The poet sits on in the little graveyard, a little less mindful of the awakening night and curious now about;
‘…the rude forefathers of the hamlet…’, those unsung people, that unsung person;
‘…in his narrow cell forever laid…’
None of them, not one of them, will ever again hear;
‘…the breezy call of incense breathing morn… the swallow twittering…the cock’s shrill clarion…’ the hunter’s horn….
‘For them no more…the busy housewife, the blazing hearth the kids and the welcome home kisses…’
Yet… these people, these dead were great amongst their peers. They knew precisely how to win a harvest, to plough, to drive their teams afield and burst apart ‘…the stubborn glebe… beneath their stubborn stroke…’
They were poor, unsung, miraculous people and deserving of our respect. Never in any sense ambitious, never pursuing the …’ boasts of heraldry, the pomp of power…’ all of the vaunted…’ beauty, all that wealth e’er gave…’
Aware instead that inevitably
‘…paths of glory lead but to the grave…’
Gray suggests that every life, every body in this churchyard is worthwhile. Simply because these dead failed to rise above their lot in life they are not to be ridiculed as hayseeds and idiots.
Court life demands a man be ambitious, be forward, that he make the best of his opportunities. But what the hell is this business of ambition all about?
‘…can storied urn or animated bust,
Back to its mansion call the fleeting breath…’
In other words fame and honour and bloody glory are not worth a cracker in the end. None of it will make a bit of difference when you are dead. Judging yourself by how others view you is a stupidly dangerous business.
Judge yourself by your own standards. Set them for yourself and live by them and then; ‘…thou cans’t be false to no man…’
But in the end it was penury which made decisions for these people. Poverty, grinding, souless poverty, wears down the best of us, and freezes;
‘…the genial current of the soul…’
And then the most quoted…
’full many a flower is born to blush unseen,
And waste its sweetness on the desert air…’
Gray’s sympathies are writ large;
How many Mozarts, Heaneys and Shakespeares have been lost to us through deliberately engineered poverty?
These people, through their circumstances were never afforded the opportunity to;
‘…wade through slaughter to a throne,
And shut the gate of mercy on mankind…’
Ambition, Gray is saying affords no mercy and believes slaughter to be a legitimate tool if its objectives are to be achieved.
Yet, away from all this;
‘…far from the madding crowd’s ignoble strife…
…they kept the noiseless tenor of their way…’
As an aside here, you might remember one of Hardy’s most memorable novels was called ‘Far from the Madding Crowd’ and that one of Ridley Scott’s early movies was ‘Paths of Glory’, all nicked from Thomas Gray.

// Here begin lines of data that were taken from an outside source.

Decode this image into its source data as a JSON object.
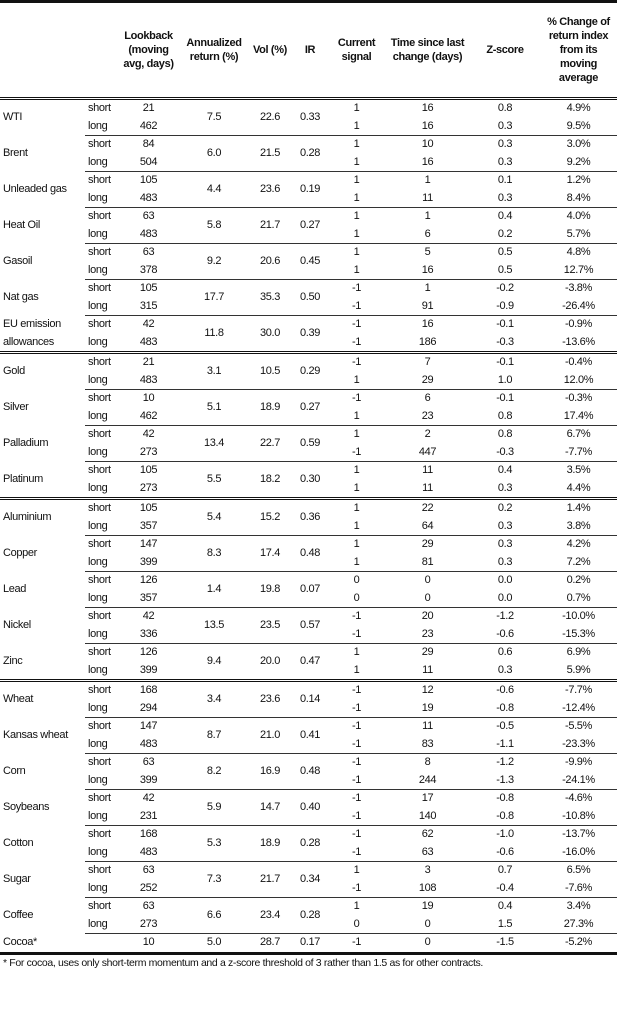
{
  "headers": [
    "",
    "",
    "Lookback (moving avg, days)",
    "Annualized return (%)",
    "Vol (%)",
    "IR",
    "Current signal",
    "Time since last change (days)",
    "Z-score",
    "% Change of return index from its moving average"
  ],
  "rows": [
    {
      "name": "WTI",
      "ann": "7.5",
      "vol": "22.6",
      "ir": "0.33",
      "short": [
        "21",
        "1",
        "16",
        "0.8",
        "4.9%"
      ],
      "long": [
        "462",
        "1",
        "16",
        "0.3",
        "9.5%"
      ]
    },
    {
      "name": "Brent",
      "ann": "6.0",
      "vol": "21.5",
      "ir": "0.28",
      "short": [
        "84",
        "1",
        "10",
        "0.3",
        "3.0%"
      ],
      "long": [
        "504",
        "1",
        "16",
        "0.3",
        "9.2%"
      ]
    },
    {
      "name": "Unleaded gas",
      "ann": "4.4",
      "vol": "23.6",
      "ir": "0.19",
      "short": [
        "105",
        "1",
        "1",
        "0.1",
        "1.2%"
      ],
      "long": [
        "483",
        "1",
        "11",
        "0.3",
        "8.4%"
      ]
    },
    {
      "name": "Heat Oil",
      "ann": "5.8",
      "vol": "21.7",
      "ir": "0.27",
      "short": [
        "63",
        "1",
        "1",
        "0.4",
        "4.0%"
      ],
      "long": [
        "483",
        "1",
        "6",
        "0.2",
        "5.7%"
      ]
    },
    {
      "name": "Gasoil",
      "ann": "9.2",
      "vol": "20.6",
      "ir": "0.45",
      "short": [
        "63",
        "1",
        "5",
        "0.5",
        "4.8%"
      ],
      "long": [
        "378",
        "1",
        "16",
        "0.5",
        "12.7%"
      ]
    },
    {
      "name": "Nat gas",
      "ann": "17.7",
      "vol": "35.3",
      "ir": "0.50",
      "short": [
        "105",
        "-1",
        "1",
        "-0.2",
        "-3.8%"
      ],
      "long": [
        "315",
        "-1",
        "91",
        "-0.9",
        "-26.4%"
      ]
    },
    {
      "name": "EU emission",
      "name2": "allowances",
      "ann": "11.8",
      "vol": "30.0",
      "ir": "0.39",
      "short": [
        "42",
        "-1",
        "16",
        "-0.1",
        "-0.9%"
      ],
      "long": [
        "483",
        "-1",
        "186",
        "-0.3",
        "-13.6%"
      ]
    },
    {
      "name": "Gold",
      "group": true,
      "ann": "3.1",
      "vol": "10.5",
      "ir": "0.29",
      "short": [
        "21",
        "-1",
        "7",
        "-0.1",
        "-0.4%"
      ],
      "long": [
        "483",
        "1",
        "29",
        "1.0",
        "12.0%"
      ]
    },
    {
      "name": "Silver",
      "ann": "5.1",
      "vol": "18.9",
      "ir": "0.27",
      "short": [
        "10",
        "-1",
        "6",
        "-0.1",
        "-0.3%"
      ],
      "long": [
        "462",
        "1",
        "23",
        "0.8",
        "17.4%"
      ]
    },
    {
      "name": "Palladium",
      "ann": "13.4",
      "vol": "22.7",
      "ir": "0.59",
      "short": [
        "42",
        "1",
        "2",
        "0.8",
        "6.7%"
      ],
      "long": [
        "273",
        "-1",
        "447",
        "-0.3",
        "-7.7%"
      ]
    },
    {
      "name": "Platinum",
      "ann": "5.5",
      "vol": "18.2",
      "ir": "0.30",
      "short": [
        "105",
        "1",
        "11",
        "0.4",
        "3.5%"
      ],
      "long": [
        "273",
        "1",
        "11",
        "0.3",
        "4.4%"
      ]
    },
    {
      "name": "Aluminium",
      "group": true,
      "ann": "5.4",
      "vol": "15.2",
      "ir": "0.36",
      "short": [
        "105",
        "1",
        "22",
        "0.2",
        "1.4%"
      ],
      "long": [
        "357",
        "1",
        "64",
        "0.3",
        "3.8%"
      ]
    },
    {
      "name": "Copper",
      "ann": "8.3",
      "vol": "17.4",
      "ir": "0.48",
      "short": [
        "147",
        "1",
        "29",
        "0.3",
        "4.2%"
      ],
      "long": [
        "399",
        "1",
        "81",
        "0.3",
        "7.2%"
      ]
    },
    {
      "name": "Lead",
      "ann": "1.4",
      "vol": "19.8",
      "ir": "0.07",
      "short": [
        "126",
        "0",
        "0",
        "0.0",
        "0.2%"
      ],
      "long": [
        "357",
        "0",
        "0",
        "0.0",
        "0.7%"
      ]
    },
    {
      "name": "Nickel",
      "ann": "13.5",
      "vol": "23.5",
      "ir": "0.57",
      "short": [
        "42",
        "-1",
        "20",
        "-1.2",
        "-10.0%"
      ],
      "long": [
        "336",
        "-1",
        "23",
        "-0.6",
        "-15.3%"
      ]
    },
    {
      "name": "Zinc",
      "ann": "9.4",
      "vol": "20.0",
      "ir": "0.47",
      "short": [
        "126",
        "1",
        "29",
        "0.6",
        "6.9%"
      ],
      "long": [
        "399",
        "1",
        "11",
        "0.3",
        "5.9%"
      ]
    },
    {
      "name": "Wheat",
      "group": true,
      "ann": "3.4",
      "vol": "23.6",
      "ir": "0.14",
      "short": [
        "168",
        "-1",
        "12",
        "-0.6",
        "-7.7%"
      ],
      "long": [
        "294",
        "-1",
        "19",
        "-0.8",
        "-12.4%"
      ]
    },
    {
      "name": "Kansas wheat",
      "ann": "8.7",
      "vol": "21.0",
      "ir": "0.41",
      "short": [
        "147",
        "-1",
        "11",
        "-0.5",
        "-5.5%"
      ],
      "long": [
        "483",
        "-1",
        "83",
        "-1.1",
        "-23.3%"
      ]
    },
    {
      "name": "Corn",
      "ann": "8.2",
      "vol": "16.9",
      "ir": "0.48",
      "short": [
        "63",
        "-1",
        "8",
        "-1.2",
        "-9.9%"
      ],
      "long": [
        "399",
        "-1",
        "244",
        "-1.3",
        "-24.1%"
      ]
    },
    {
      "name": "Soybeans",
      "ann": "5.9",
      "vol": "14.7",
      "ir": "0.40",
      "short": [
        "42",
        "-1",
        "17",
        "-0.8",
        "-4.6%"
      ],
      "long": [
        "231",
        "-1",
        "140",
        "-0.8",
        "-10.8%"
      ]
    },
    {
      "name": "Cotton",
      "ann": "5.3",
      "vol": "18.9",
      "ir": "0.28",
      "short": [
        "168",
        "-1",
        "62",
        "-1.0",
        "-13.7%"
      ],
      "long": [
        "483",
        "-1",
        "63",
        "-0.6",
        "-16.0%"
      ]
    },
    {
      "name": "Sugar",
      "ann": "7.3",
      "vol": "21.7",
      "ir": "0.34",
      "short": [
        "63",
        "1",
        "3",
        "0.7",
        "6.5%"
      ],
      "long": [
        "252",
        "-1",
        "108",
        "-0.4",
        "-7.6%"
      ]
    },
    {
      "name": "Coffee",
      "ann": "6.6",
      "vol": "23.4",
      "ir": "0.28",
      "short": [
        "63",
        "1",
        "19",
        "0.4",
        "3.4%"
      ],
      "long": [
        "273",
        "0",
        "0",
        "1.5",
        "27.3%"
      ]
    }
  ],
  "single": {
    "name": "Cocoa*",
    "values": [
      "10",
      "5.0",
      "28.7",
      "0.17",
      "-1",
      "0",
      "-1.5",
      "-5.2%"
    ]
  },
  "labels": {
    "short": "short",
    "long": "long"
  },
  "footnote": "* For cocoa, uses only short-term momentum and a z-score threshold of 3 rather than 1.5 as for other contracts."
}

In the end, even the most obscure people are remembered. Rough calvary’s are constructed and the unlearned peasant knows precisely how to do homage. There is no difference whatever between the death of a king and that of a penniless peasant. Only idiots make a distinction. Nobody wants to die and everybody wants to die surrounded by friends,
‘…on some fond breast the parting soul relies.
Some pious drops the closing eye requires…’ (Extreme Unction perhaps?…)
Gray quietly observes that none of us, not one of us would be here were it not for the poor.
Since time began a level of society has existed to provide the rest of us with time to think, for ambitious ideas… and poetry.
Then Gray rounds the poem off by having some ‘hoary headed swain’ observe that although he has seen Gray many times about the place, walking in the early morn, or sitting and ranting on to himself under a tree, he has not seen him of late about his usual haunts.
Like everybody else, Gray knows Gray will die and, conveniently, before this happens, he provides his own epitaph.
The Epitaph generally says he wasn’t a bad chap, taken for all and all.
He was in fact, quite a bit more than that.
Gray’s poetry caused a sensation at the time and quite changed how poetry was written.
We shall not look upon his like again.